—Il ne saurait s'étonner de me voir longtemps réfléchir avant de prendre une décision aussi importante, ajouta-t-elle, et je croirais manquer à l'honneur, à la délicatesse, en ne méditant pas avec conscience sur tous les devoirs que ce grand acte m'impose.
—A quoi bon ces délais, ces prétextes?… C'est sa peine qui vous afflige, dit le prince en montrant Albert… En sera-t-elle moins vive dans quelques jours; lorsque l'habitude de vous revoir, de vous entendre, lui ôtera le peu de raison qui lui reste? Non, il faut trancher net les difficultés que rien ne peut aplanir. Je vais de ce pas chez Ham…, lui dire que vous consentez à l'épouser.

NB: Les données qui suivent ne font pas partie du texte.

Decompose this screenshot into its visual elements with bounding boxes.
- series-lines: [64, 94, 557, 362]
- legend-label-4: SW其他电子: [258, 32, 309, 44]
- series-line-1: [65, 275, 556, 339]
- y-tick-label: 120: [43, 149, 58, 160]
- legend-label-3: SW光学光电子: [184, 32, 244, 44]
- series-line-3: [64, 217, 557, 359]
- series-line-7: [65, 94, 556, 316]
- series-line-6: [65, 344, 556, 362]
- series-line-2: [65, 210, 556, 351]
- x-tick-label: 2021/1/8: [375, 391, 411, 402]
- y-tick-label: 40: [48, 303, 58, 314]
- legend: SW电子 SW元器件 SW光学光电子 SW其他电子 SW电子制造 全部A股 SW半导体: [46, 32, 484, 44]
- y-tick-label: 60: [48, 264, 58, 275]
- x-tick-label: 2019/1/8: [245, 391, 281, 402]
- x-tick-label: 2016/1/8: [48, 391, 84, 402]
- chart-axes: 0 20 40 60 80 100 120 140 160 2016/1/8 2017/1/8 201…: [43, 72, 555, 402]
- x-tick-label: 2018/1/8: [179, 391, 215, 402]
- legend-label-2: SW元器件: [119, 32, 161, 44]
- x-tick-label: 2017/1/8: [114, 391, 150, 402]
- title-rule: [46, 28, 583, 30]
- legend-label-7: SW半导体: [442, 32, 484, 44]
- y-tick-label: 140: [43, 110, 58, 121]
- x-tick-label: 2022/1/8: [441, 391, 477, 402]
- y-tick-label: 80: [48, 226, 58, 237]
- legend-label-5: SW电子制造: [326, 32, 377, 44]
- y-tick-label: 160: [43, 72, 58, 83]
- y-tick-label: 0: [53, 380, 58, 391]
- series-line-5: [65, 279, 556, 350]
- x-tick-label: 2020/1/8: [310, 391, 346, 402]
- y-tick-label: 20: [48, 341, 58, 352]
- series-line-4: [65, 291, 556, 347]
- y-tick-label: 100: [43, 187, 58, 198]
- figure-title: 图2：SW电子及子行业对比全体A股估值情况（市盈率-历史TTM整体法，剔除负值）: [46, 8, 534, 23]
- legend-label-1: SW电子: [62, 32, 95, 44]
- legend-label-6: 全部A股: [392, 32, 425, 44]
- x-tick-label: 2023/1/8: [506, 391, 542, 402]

En cet instant, il sortit une exclamation si déchirante du sein d'Albert, qu'Ellénore en tressaillit.
—Ah! je vous en conjure, dit-elle au prince d'un ton suppliant, ne me liez par aucune parole irrévocable!
—Quelle misérable considération peut vous faire hésiter?
—Je ne sais,… mais je crains de ne pouvoir faire le bonheur de M. Ham… Sa générosité envers moi exige que je lui consacre non-seulement toutes mes actions, mais encore toutes mes pensées…
—Eh bien, qui vous en empêche? n'êtes-vous pas touchée de son amour, de ce qu'il lui fait faire pour vous et pour votre fils?
—Ah! je ne l'oublierai de ma vie. Mais plus je lui dois, plus je serais coupable de ne pas le rendre heureux.
—Quel étrange scrupule! N'avez-vous pas tous les dons qu'on recherche dans une femme? N'avez-vous pas cette loyauté de caractère qui doit faire la sécurité de celui qui vous aime? Enfin, n'avez-vous pas le coeur libre?…
—En vérité… je n'en sais rien, répond Ellénore, tremblante et confuse.